La société de transformation de l’acier au Burkina (SITAB) et son ex Directeur général Youssef Omaïs ont une fois de plus comparu le 25 avril 2022, devant la Cour d’appel de Ouagadougou. Après plus d’une heure de débats, l’affaire est de nouveau renvoyée au 27 juin 2022.
Par Nicolas Bazié
C’est une bataille judiciaire qui oppose la SITAB à son ex directeur général Youssef Omaïs. Le 25 avril, l’audience a repris. Elle commence avec les avocats de la partie civile, (la SITAB). L’un des avocats ouvre les débats. Pour lui, Youssef Omaïs, ex DG de la SITAB, a bien détourné des fonds, pour ses propres intérêts, par conséquent, il est coupable des faits qui lui sont reprochés.
A la SITAB indique l’avocat, parmi les actionnaires, il y a M. Omaïs résident à Ouagadougou et trois autres qui résident à Dakar au Sénégal. C’est après que les autres actionnaires aient remarqué « une hausse vertigineuse des charges de la société qu’ils ont décidé de faire un audit ». Mais, poursuit le conseil, le prévenu n’a pas facilité la tâche à l’auditeur.
« Il est rentré dans son bureau, ramasser tout ce qui est dossier, mettre dans des cartons ensuite dans son véhicule et il est parti. Mais bien avant, monsieur le Président, il a pris soin de fermer la porte à clé », explique-t-il. Et de signifier : « Nous avons dû avoir une autorisation judiciaire pour ouvrir la porte, question de permettre à l’auditeur de faire son travail ».
A l’écouter, dans les fouilles, l’auditeur est tombé sur un dossier dans lequel les points faibles de la SITAB, les créanciers ont été répertoriés par le prévenu. C’est ce qui a attiré l’attention de l’auditeur, dit l’avocat, qui confie que 12 millions de francs CFA ont même été retrouvés dans les tiroirs. « Il a eu tellement d’argent, qu’il a oublié 12 millions de francs CFA dans son bureau », ironise l’avocat.
« Il voyageait même avec sa bonne en classe business…»
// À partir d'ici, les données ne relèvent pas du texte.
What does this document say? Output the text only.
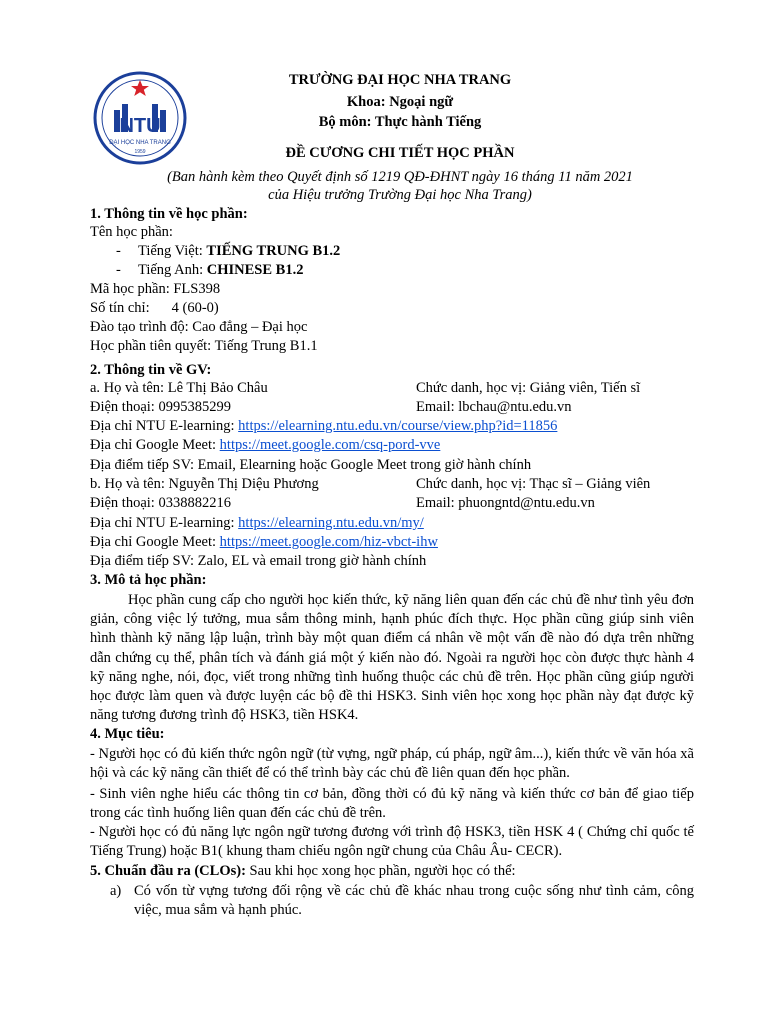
NTU
ĐẠI HỌC NHA TRANG
1959
TRƯỜNG ĐẠI HỌC NHA TRANG
Khoa: Ngoại ngữ
Bộ môn: Thực hành Tiếng
ĐỀ CƯƠNG CHI TIẾT HỌC PHẦN
(Ban hành kèm theo Quyết định số 1219 QĐ-ĐHNT ngày 16 tháng 11 năm 2021
của Hiệu trưởng Trường Đại học Nha Trang)
1. Thông tin về học phần:
Tên học phần:
- Tiếng Việt: TIẾNG TRUNG B1.2
- Tiếng Anh: CHINESE B1.2
Mã học phần: FLS398
Số tín chỉ: 4 (60-0)
Đào tạo trình độ: Cao đẳng – Đại học
Học phần tiên quyết: Tiếng Trung B1.1
2. Thông tin về GV:
a. Họ và tên: Lê Thị Bảo Châu	Chức danh, học vị: Giảng viên, Tiến sĩ
Điện thoại: 0995385299	Email: lbchau@ntu.edu.vn
Địa chỉ NTU E-learning: https://elearning.ntu.edu.vn/course/view.php?id=11856
Địa chỉ Google Meet: https://meet.google.com/csq-pord-vve
Địa điểm tiếp SV: Email, Elearning hoặc Google Meet trong giờ hành chính
b. Họ và tên: Nguyễn Thị Diệu Phương	Chức danh, học vị: Thạc sĩ – Giảng viên
Điện thoại: 0338882216	Email: phuongntd@ntu.edu.vn
Địa chỉ NTU E-learning: https://elearning.ntu.edu.vn/my/
Địa chỉ Google Meet: https://meet.google.com/hiz-vbct-ihw
Địa điểm tiếp SV: Zalo, EL và email trong giờ hành chính
3. Mô tả học phần:
Học phần cung cấp cho người học kiến thức, kỹ năng liên quan đến các chủ đề như tình yêu đơn giản, công việc lý tưởng, mua sắm thông minh, hạnh phúc đích thực. Học phần cũng giúp sinh viên hình thành kỹ năng lập luận, trình bày một quan điểm cá nhân về một vấn đề nào đó dựa trên những dẫn chứng cụ thể, phân tích và đánh giá một ý kiến nào đó. Ngoài ra người học còn được thực hành 4 kỹ năng nghe, nói, đọc, viết trong những tình huống thuộc các chủ đề trên. Học phần cũng giúp người học được làm quen và được luyện các bộ đề thi HSK3. Sinh viên học xong học phần này đạt được kỹ năng tương đương trình độ HSK3, tiền HSK4.
4. Mục tiêu:
- Người học có đủ kiến thức ngôn ngữ (từ vựng, ngữ pháp, cú pháp, ngữ âm...), kiến thức về văn hóa xã hội và các kỹ năng cần thiết để có thể trình bày các chủ đề liên quan đến học phần.
- Sinh viên nghe hiểu các thông tin cơ bản, đồng thời có đủ kỹ năng và kiến thức cơ bản để giao tiếp trong các tình huống liên quan đến các chủ đề trên.
- Người học có đủ năng lực ngôn ngữ tương đương với trình độ HSK3, tiền HSK 4 ( Chứng chỉ quốc tế Tiếng Trung) hoặc B1( khung tham chiếu ngôn ngữ chung của Châu Âu- CECR).
5. Chuẩn đầu ra (CLOs): Sau khi học xong học phần, người học có thể:
a) Có vốn từ vựng tương đối rộng về các chủ đề khác nhau trong cuộc sống như tình cảm, công việc, mua sắm và hạnh phúc.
Il continue en indiquant que l’ex DG de la SITAB avait jusqu’à cinq véhicules immatriculés à son nom et une résidence en plus de la principale, au bord de l’eau dans la commune de Loumbila. « Il s’est fait construire une résidence à Loumbila, pour prendre de l’air frais », a-t-il soutenu.
Aux membres de la Cour, le conseil confie que même pour aller en voyage, le prévenu était toujours en classe business. « Il voyageait même avec sa bonne en classe business monsieur le Président », a-t-il déclaré.
L’avocat de la partie civile poursuit que le prévenu, avait d’autres sociétés dont IBAFER qui ont toutes signé des contrats avec la SITAB dont lui-même, en est le directeur général et actionnaire. « Nous avons vu que tous les contrats, les statuts de ces sociétés ainsi que les chèques sont signés à son nom », fait savoir l’avocat.
L’avocat semble convaincu que les faits contre Youssef Omais sont constitués, et qu’il ne devrait pas avoir de soucis pour le condamner. « C’est un abus de confiance », a clamé l’avocat de la partie civile.
Cependant, il dit ne pas comprendre pourquoi en première instance, le juge a prononcé la relaxation, en faveur du prévenu, le 16 mars 2021, pourtant tout porte à croire qu’il est coupable.
C’est un dossier qui pose un problème juridique selon lui. De ses explications, au moment où la partie civile déposait le dossier au Tribunal de grande instance Ouaga I, contre M. Omaïs, pour « abus de confiance », le nouveau code pénal n’était pas encore entré en vigueur.
Ainsi, après son entrée en vigueur, le juge a fait comprendre que l’infraction ne doit plus être « abus de confiance », mais « abus de biens sociaux » et ce, conformément au nouveau code pénal. Partant de là, explique l’avocat de la partie civile, le juge a refusé de statuer sous prétexte que la loi n’a pas prévu de peine pour cette infraction, et que l’infraction n’est pas établie. Une expression que le conseil trouve bancale.
« C’est une affaire qui est à un niveau élevé »
« Si monsieur Youssef Omaïs ne peut pas être condamné pour abus de biens sociaux, mais qu’il soit condamné pour abus de confiance, puisque les faits sont constitués », a-t-il souligné, avant d’affirmer qu’en tant que juriste et avocat, cela heurte sa conscience juridique. A ses dires, le sujet est suffisamment documenté pour que ce procès connaisse enfin son épilogue.
« Mon confrère n’a pas de pièces pour défendre le dossier. Tout ce qu’il a produit comme documents ne sont que des décisions de justice », a lancé le conseil de la partie civile qui avance que ce dossier a suscité beaucoup de procédures.
Les avocats de la partie civile ont suggéré que le dossier soit retiré tout simplement, mais le conseil de Youssef Omaïs a demandé qu’il soit plutôt renvoyé, le temps pour lui de prendre connaissance des pièces fournies par la partie civile, afin de mieux se préparer.
Le président de la chambre après une petite concertation avec les conseillers, a décidé que l’affaire soit renvoyée au 27 juin 2022. Le procureur général de conclure en s’adressant à l’avocat du prévenu : « Nous avons assez renvoyé le dossier à votre demande. Il va falloir que vous nous apportiez des pièces écrites, pour nous permettre d’avancer, parce que c’est une affaire qui est à un niveau élevé ».
L’ancien directeur général de la SITAB a été licencié en 2018, pour détournement présumé de fonds estimés à des milliards fcfa . La décision rendue en faveur de ce dernier par le tribunal arbitral, n’a pas satisfait les avocats de la SITAB qui ont décidé de faire appel. Le 27 juin prochain, le président de la chambre va-t-il enfin pouvoir rendre sa décision ? Affaire à suivre.